Cada cambio de discurso acarrea lo siguiente: abre una posibilidad (mera
posibilidad) de que electores que no hayan votado a la formación lo hagan
en próximos comicios al sintonizar más con el nuevo discurso; y también
abre la posibilidad de que electores que sí han votado a la formación no
vuelvan a hacerlo en los siguientes comicios por estar en desacuerdo con
tal nuevo discurso. No hay simetría entre ambas posibilidades. Es menor la
primera (en general y a igualdad de las demás circunstancias).
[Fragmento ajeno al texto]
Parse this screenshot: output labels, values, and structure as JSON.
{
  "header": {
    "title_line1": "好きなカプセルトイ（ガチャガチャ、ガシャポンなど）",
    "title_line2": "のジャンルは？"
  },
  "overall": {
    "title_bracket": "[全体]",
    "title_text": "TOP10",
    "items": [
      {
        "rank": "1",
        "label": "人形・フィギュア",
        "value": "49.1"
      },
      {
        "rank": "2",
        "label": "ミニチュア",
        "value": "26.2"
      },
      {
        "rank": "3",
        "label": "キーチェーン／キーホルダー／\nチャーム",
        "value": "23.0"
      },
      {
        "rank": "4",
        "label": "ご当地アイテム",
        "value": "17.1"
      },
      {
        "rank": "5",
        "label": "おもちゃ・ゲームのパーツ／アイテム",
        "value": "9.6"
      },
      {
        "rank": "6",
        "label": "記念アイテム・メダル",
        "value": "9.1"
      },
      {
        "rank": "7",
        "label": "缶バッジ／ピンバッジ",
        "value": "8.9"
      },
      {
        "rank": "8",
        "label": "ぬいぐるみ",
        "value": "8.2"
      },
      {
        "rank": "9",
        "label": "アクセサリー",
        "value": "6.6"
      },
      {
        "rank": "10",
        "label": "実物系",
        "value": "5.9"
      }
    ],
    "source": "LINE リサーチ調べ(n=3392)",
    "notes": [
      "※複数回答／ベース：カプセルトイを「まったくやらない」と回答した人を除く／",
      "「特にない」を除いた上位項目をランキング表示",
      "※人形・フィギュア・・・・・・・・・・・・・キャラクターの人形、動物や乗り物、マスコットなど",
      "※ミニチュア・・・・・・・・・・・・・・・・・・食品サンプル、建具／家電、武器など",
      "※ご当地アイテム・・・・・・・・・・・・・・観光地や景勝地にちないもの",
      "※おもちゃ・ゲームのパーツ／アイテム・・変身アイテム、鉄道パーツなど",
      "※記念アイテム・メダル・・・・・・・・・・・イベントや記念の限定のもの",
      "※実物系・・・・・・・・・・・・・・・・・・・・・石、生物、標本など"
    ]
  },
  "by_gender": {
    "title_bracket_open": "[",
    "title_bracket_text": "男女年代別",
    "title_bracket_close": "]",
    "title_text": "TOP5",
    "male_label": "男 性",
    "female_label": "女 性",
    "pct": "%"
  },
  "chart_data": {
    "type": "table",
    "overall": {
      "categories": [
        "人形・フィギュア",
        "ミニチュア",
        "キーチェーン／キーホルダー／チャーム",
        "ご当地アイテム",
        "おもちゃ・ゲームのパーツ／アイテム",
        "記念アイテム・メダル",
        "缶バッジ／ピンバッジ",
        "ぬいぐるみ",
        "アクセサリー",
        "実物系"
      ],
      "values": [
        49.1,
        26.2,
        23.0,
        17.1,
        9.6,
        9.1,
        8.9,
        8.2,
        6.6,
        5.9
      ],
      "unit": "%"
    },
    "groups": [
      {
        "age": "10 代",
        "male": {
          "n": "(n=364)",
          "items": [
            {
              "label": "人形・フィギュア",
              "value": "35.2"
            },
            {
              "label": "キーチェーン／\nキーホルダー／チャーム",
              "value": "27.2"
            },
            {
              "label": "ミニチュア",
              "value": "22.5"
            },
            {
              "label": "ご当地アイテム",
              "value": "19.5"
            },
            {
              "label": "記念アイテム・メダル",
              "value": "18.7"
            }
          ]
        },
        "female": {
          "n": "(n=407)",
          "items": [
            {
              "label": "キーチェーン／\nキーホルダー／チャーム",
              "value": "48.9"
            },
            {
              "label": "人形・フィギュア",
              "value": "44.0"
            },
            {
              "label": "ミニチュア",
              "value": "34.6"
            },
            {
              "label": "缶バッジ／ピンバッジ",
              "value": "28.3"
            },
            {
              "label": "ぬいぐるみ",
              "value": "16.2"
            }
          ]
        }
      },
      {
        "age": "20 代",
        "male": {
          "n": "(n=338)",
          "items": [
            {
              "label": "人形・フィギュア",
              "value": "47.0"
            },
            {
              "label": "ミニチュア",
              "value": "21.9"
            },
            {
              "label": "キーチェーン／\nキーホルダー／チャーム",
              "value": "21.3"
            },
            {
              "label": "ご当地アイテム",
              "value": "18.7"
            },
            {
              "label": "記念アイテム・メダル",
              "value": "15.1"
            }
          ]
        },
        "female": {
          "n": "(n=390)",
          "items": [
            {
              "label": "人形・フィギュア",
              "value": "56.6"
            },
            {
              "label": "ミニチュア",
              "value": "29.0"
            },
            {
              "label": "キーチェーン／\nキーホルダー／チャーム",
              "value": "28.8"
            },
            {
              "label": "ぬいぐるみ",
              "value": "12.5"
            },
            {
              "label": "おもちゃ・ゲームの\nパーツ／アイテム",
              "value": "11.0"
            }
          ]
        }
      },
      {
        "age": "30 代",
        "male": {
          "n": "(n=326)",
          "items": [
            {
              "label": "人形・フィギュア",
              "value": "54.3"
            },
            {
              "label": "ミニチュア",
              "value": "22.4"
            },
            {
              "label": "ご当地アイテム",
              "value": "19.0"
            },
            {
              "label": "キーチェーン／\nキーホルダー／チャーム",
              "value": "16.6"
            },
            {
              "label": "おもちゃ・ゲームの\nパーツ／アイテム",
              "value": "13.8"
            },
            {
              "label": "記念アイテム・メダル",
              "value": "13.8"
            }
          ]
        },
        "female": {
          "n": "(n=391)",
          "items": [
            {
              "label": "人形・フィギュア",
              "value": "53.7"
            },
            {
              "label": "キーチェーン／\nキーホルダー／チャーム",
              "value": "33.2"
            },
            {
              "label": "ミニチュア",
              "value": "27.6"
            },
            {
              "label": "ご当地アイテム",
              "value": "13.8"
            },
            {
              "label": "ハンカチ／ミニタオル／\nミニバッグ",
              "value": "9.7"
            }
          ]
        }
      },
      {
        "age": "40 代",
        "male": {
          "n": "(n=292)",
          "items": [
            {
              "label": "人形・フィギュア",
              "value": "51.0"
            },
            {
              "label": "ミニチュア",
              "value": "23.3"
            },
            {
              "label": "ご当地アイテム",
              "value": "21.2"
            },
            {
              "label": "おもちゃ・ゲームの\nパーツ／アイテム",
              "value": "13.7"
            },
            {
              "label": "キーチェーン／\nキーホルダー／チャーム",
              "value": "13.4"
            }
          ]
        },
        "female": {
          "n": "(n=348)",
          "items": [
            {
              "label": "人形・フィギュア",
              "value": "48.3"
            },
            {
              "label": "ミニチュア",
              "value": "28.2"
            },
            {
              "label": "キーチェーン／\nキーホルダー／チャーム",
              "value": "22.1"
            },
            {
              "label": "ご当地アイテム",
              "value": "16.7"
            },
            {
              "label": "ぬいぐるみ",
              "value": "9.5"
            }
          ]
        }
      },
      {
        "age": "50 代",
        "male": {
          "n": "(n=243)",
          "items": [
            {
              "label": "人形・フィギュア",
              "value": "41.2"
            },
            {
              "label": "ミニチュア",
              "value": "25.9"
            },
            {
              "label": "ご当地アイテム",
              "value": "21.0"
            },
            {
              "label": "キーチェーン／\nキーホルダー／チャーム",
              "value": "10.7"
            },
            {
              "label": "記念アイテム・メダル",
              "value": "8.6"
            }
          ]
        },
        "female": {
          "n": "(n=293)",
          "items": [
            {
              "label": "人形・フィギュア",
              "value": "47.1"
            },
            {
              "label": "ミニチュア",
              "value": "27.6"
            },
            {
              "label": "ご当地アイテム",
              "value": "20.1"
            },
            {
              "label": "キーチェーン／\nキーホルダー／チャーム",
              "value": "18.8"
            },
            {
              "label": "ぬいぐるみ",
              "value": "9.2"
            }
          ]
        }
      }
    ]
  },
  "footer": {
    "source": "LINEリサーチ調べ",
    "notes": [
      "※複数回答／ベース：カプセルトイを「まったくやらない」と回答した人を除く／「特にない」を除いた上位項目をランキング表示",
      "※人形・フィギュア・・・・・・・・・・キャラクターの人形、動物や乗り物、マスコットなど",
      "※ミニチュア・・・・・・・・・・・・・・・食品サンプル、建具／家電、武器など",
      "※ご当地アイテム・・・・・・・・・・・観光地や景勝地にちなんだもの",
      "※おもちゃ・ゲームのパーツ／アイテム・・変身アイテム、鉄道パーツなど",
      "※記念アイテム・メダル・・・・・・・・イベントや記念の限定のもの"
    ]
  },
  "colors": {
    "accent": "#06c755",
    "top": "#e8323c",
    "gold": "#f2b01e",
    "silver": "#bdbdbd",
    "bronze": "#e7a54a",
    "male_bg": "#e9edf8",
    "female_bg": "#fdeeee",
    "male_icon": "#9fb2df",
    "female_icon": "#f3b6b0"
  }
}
Lo es
porque:
     1º) Si un partido modifica su discurso, muchos electores (adversos o
menos favorables) pueden, pensando que se trata de un simple ardid
discursivo, no dejarse persuadir por el cambio; por el contrario, los
electores que sí hayan votado al partido --quienes, presumiblemente, son,
en principio, más atentos a su mensaje, tomándoselo más en serio--, puesto
que ya han dado su aprobación electoral a un mensaje determinado, es menos
seguro que vayan a cambiar ellos también pasando a dársela a otro discurso
nuevo, que rompa con aquel que había encontrado su aceptación;
     2º) Hay una inercia en los electores, como la hay en todos nosotros,
en todo ser humano, inercia que nos hace regir a menudo nuestras conductas
por unos presupuestos, que en alguna medida mantenemos inalterados incluso
frente a la evidencia reciente, evidencia que tardamos tiempo en asimilar;
pues bien, en virtud de esa inercia, que probablemente determina la mayor
parte de nuestras conductas, muchos electores no se dejarán impresionar por
el cambio y seguirán actuando como si no lo hubiera habido; pero de nuevo
esa inercia juega asimétricamente, porque quienes hayan prestado más
atención al mensaje previo de una formación política tienden a escuchar su
discurso con mayor interés que los demás, y por lo tanto es más probable
que acusen los cambios de orientación, pudiendo verse decepcionados por la
nueva línea; por el contrario, quienes sean desafectos o menos afectos a
la formación escucharán el nuevo mensaje con un oído más distraído, y así
es más verosímil que en ellos actúe preponderantemente la ley de la
inercia;
     3º) Al introducirse un cambio de discurso, cabe siempre una
posibilidad de confusión; si el discurso anterior era claramente
diferenciado respecto del de otras formaciones y el nuevo lo es menos,
entonces la proximidad del nuevo discurso al de otras formaciones no hace
particularmente probable que un elector (habitual o menos habitual) de una
de esas otras formaciones modifique el sentido de su voto para favorecer
a quienes hayan acudido a la táctica de alterar el discurso; ese cambio
será probable en ciertos casos (en situaciones de desprestigio escandaloso
de esas otras formaciones), pero lo natural es que, a igualdad, o igualdad
aproximada, de discursos, siga votando a las otras formaciones; al paso que
la confusión resultante puede descorazonar al elector que era fiel a la
formación que ahora cambie de discurso.
     Esta tercera consideración, sin embargo, es susceptible de variación
a tenor justamente de los datos y las circunstancias del caso. P.ej., puede
ser que el nuevo discurso sirva para diferenciar más acusadamente a una
formación y darle así un perfil más propio, más determinado. En tal caso,
naturalmente se desvanece ese peligro de confusión y, al revés, surge otro
peligro (el de si, con su nuevo perfil más característico o más deslindado,
la formación encontrará nuevos electores sin perder los que ya tiene).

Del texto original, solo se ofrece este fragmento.